Otago Museum

I was meant to go to Otago Museum just for the Aztec chocolate making demonstration. In a fit of good timing, it was bitterly cold and raining, so hot chocolate was most appealing.

To my surprise Otago Museum is radically different from the austere institution it was when I was living in Dunedin. There were great fun exhibits, including an indoor rainforest, and I’d put this down as a must see for anyone with kids or enjoys being a kid!

This game is called mindball and is seriously cool. Both persons put on the headbands with sensors that read your alpha and theta brainwaves. The challenge is to reduce your brain activity, ad the ball in the tube will move towards your opponent.

Now this is quite challenging as if you see yourself losing you will start to think about it, and this will make you lose even faster.

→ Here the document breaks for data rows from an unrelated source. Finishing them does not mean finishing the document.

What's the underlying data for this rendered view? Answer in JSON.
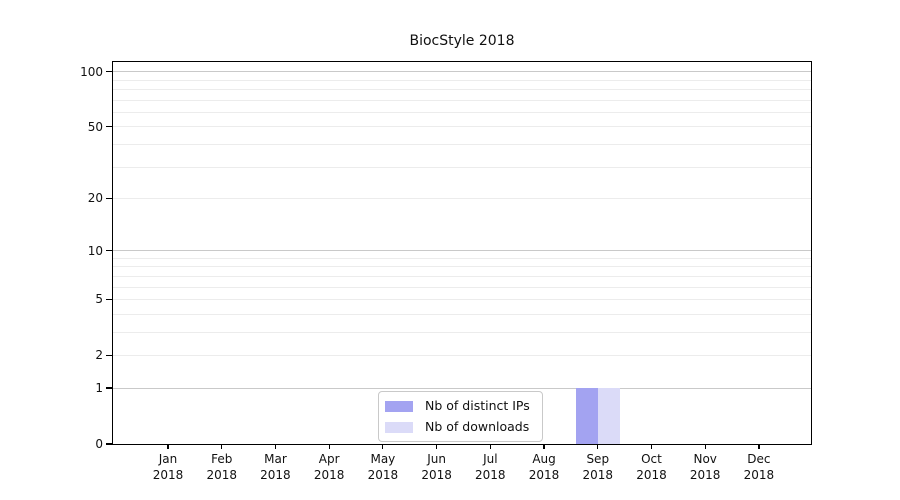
{
  "chart_data": {
    "type": "bar",
    "title": "BiocStyle 2018",
    "categories": [
      "Jan",
      "Feb",
      "Mar",
      "Apr",
      "May",
      "Jun",
      "Jul",
      "Aug",
      "Sep",
      "Oct",
      "Nov",
      "Dec"
    ],
    "category_year": "2018",
    "series": [
      {
        "name": "Nb of distinct IPs",
        "color": "#a3a3f1",
        "values": [
          0,
          0,
          0,
          0,
          0,
          0,
          0,
          0,
          1,
          0,
          0,
          0
        ]
      },
      {
        "name": "Nb of downloads",
        "color": "#dbdbf8",
        "values": [
          0,
          0,
          0,
          0,
          0,
          0,
          0,
          0,
          1,
          0,
          0,
          0
        ]
      }
    ],
    "xlabel": "",
    "ylabel": "",
    "y_scale": "log10(1+x)",
    "y_ticks": [
      0,
      1,
      2,
      5,
      10,
      20,
      50,
      100
    ],
    "ylim": [
      0,
      113
    ],
    "grid": true,
    "grid_minor_values": [
      1,
      2,
      3,
      4,
      5,
      6,
      7,
      8,
      9,
      10,
      20,
      30,
      40,
      50,
      60,
      70,
      80,
      90,
      100
    ],
    "grid_major_values": [
      1,
      10,
      100
    ],
    "legend_position": "inside-bottom-center",
    "colors": {
      "axis": "#000000",
      "grid_minor": "#ececec",
      "grid_major": "#c9c9c9",
      "text": "#111111",
      "legend_border": "#c9c9c9",
      "background": "#ffffff"
    }
  }
}
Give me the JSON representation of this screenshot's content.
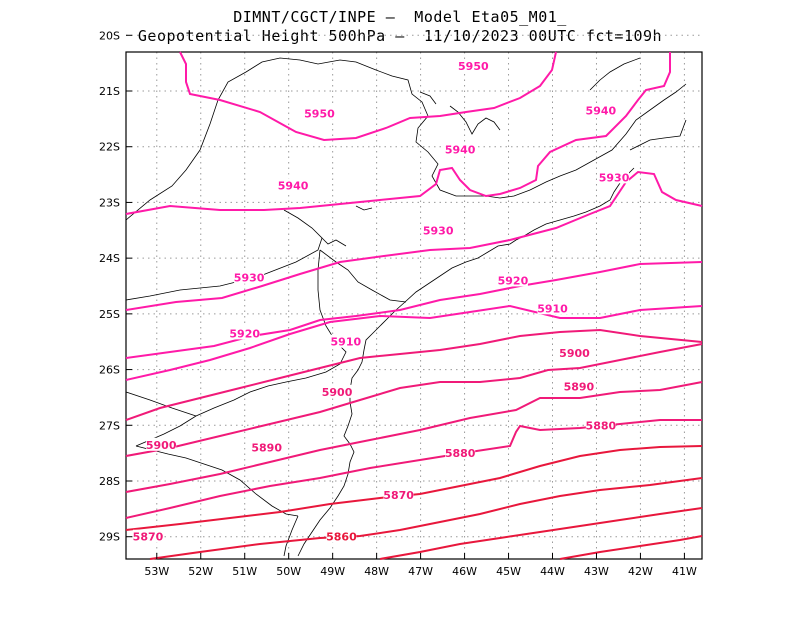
{
  "title": {
    "line1": "DIMNT/CGCT/INPE –  Model Eta05_M01_",
    "line2": "Geopotential Height 500hPa –  11/10/2023 00UTC fct=109h"
  },
  "axes": {
    "x_ticks": [
      "53W",
      "52W",
      "51W",
      "50W",
      "49W",
      "48W",
      "47W",
      "46W",
      "45W",
      "44W",
      "43W",
      "42W",
      "41W"
    ],
    "y_ticks": [
      "20S",
      "21S",
      "22S",
      "23S",
      "24S",
      "25S",
      "26S",
      "27S",
      "28S",
      "29S"
    ]
  },
  "colors": {
    "contour_high": "#ff1aa8",
    "contour_low": "#e8173c",
    "coast": "#000000",
    "grid": "#9a9a9a"
  },
  "chart_data": {
    "type": "contour-map",
    "variable": "Geopotential Height 500hPa",
    "x_range_lon": [
      -53.7,
      -40.6
    ],
    "y_range_lat": [
      -20.3,
      -29.4
    ],
    "grid": true,
    "contour_levels": [
      5860,
      5870,
      5880,
      5890,
      5900,
      5910,
      5920,
      5930,
      5940,
      5950
    ],
    "contour_labels": [
      {
        "text": "5950",
        "lon": -45.8,
        "lat": -20.55
      },
      {
        "text": "5950",
        "lon": -49.3,
        "lat": -21.4
      },
      {
        "text": "5940",
        "lon": -42.9,
        "lat": -21.35
      },
      {
        "text": "5940",
        "lon": -46.1,
        "lat": -22.05
      },
      {
        "text": "5940",
        "lon": -49.9,
        "lat": -22.7
      },
      {
        "text": "5930",
        "lon": -42.6,
        "lat": -22.55
      },
      {
        "text": "5930",
        "lon": -46.6,
        "lat": -23.5
      },
      {
        "text": "5930",
        "lon": -50.9,
        "lat": -24.35
      },
      {
        "text": "5920",
        "lon": -44.9,
        "lat": -24.4
      },
      {
        "text": "5920",
        "lon": -51.0,
        "lat": -25.35
      },
      {
        "text": "5910",
        "lon": -44.0,
        "lat": -24.9
      },
      {
        "text": "5910",
        "lon": -48.7,
        "lat": -25.5
      },
      {
        "text": "5900",
        "lon": -43.5,
        "lat": -25.7
      },
      {
        "text": "5900",
        "lon": -48.9,
        "lat": -26.4
      },
      {
        "text": "5900",
        "lon": -52.9,
        "lat": -27.35
      },
      {
        "text": "5890",
        "lon": -43.4,
        "lat": -26.3
      },
      {
        "text": "5890",
        "lon": -50.5,
        "lat": -27.4
      },
      {
        "text": "5880",
        "lon": -42.9,
        "lat": -27.0
      },
      {
        "text": "5880",
        "lon": -46.1,
        "lat": -27.5
      },
      {
        "text": "5870",
        "lon": -47.5,
        "lat": -28.25
      },
      {
        "text": "5870",
        "lon": -53.2,
        "lat": -29.0
      },
      {
        "text": "5860",
        "lon": -48.8,
        "lat": -29.0
      }
    ]
  }
}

As my mind is normally multi-tasking around five things at once, and I go near suicidal when I am left without stimulus for even a few minutes, I thought I would lose badly at this game.

But it seems I have the ability to pretty much close my brain down – I was basically flat-lining the graph as I thought of nothing but the paint. So after defeating various munchkins, I retired undefeated.

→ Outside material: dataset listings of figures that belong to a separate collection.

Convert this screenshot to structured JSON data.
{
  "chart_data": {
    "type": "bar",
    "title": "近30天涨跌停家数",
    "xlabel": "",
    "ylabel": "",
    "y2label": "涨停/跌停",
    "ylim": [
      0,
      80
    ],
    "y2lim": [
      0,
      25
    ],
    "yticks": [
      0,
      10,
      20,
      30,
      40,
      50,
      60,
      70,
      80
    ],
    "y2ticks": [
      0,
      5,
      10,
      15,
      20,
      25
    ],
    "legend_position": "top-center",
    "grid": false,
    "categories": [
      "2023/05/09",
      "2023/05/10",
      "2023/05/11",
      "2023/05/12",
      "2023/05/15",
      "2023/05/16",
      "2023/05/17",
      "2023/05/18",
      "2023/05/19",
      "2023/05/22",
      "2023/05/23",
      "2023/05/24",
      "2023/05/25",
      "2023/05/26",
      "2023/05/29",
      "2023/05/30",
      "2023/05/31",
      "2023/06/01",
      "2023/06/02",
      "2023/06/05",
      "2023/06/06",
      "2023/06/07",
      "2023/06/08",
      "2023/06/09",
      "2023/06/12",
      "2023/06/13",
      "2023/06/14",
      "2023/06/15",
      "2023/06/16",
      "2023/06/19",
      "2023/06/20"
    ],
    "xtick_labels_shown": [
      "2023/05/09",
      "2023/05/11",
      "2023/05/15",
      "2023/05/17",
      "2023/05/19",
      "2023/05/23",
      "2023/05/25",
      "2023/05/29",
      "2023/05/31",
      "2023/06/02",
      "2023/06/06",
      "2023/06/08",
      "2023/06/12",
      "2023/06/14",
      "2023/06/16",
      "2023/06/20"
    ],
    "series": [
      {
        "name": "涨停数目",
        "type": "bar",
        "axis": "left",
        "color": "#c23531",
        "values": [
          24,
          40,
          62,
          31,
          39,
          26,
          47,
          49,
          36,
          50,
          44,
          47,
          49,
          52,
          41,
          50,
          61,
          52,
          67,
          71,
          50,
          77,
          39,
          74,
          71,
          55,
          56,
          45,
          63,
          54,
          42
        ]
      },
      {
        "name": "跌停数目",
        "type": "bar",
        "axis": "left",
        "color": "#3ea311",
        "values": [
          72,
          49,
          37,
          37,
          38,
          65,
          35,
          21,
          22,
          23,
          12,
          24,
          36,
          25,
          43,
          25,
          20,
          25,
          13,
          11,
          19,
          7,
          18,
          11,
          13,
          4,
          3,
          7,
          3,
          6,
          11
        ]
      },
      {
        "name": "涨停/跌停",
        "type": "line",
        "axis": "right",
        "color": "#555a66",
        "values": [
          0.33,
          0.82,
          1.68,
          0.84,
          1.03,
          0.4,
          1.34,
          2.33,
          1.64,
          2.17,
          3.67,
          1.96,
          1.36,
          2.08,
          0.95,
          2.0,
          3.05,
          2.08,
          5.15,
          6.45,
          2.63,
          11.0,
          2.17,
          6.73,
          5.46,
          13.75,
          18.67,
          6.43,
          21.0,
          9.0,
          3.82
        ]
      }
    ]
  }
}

As I said, they had a tropical rainforest indoors. It is kept heated to around 26 degrees which made photos hard as the lens would fog up.

And an indoor waterfall to boot, which you could go behind.

There were scores and scores of beautiful butterflies in the rainforest. You don’t see the colour when they are at rest, but when they fly they have a wonderful blue colouring.

I almost stood on this wee fellow. They don’t get the best of lives – one fell into the pond with the turtles and ended up as, well let us just say the turtles were happy with the variety in their diet.

This was also seriously fun. You use a rope to lift golf balls up the top and there are around six different ways they can travel down, through a great combination of pipes and tunnels. My favourite was when they bounce off the drum.

As I said at the beginning, this is such a cool way of getting kids interested in science, whether it be physics, chemistry or biology.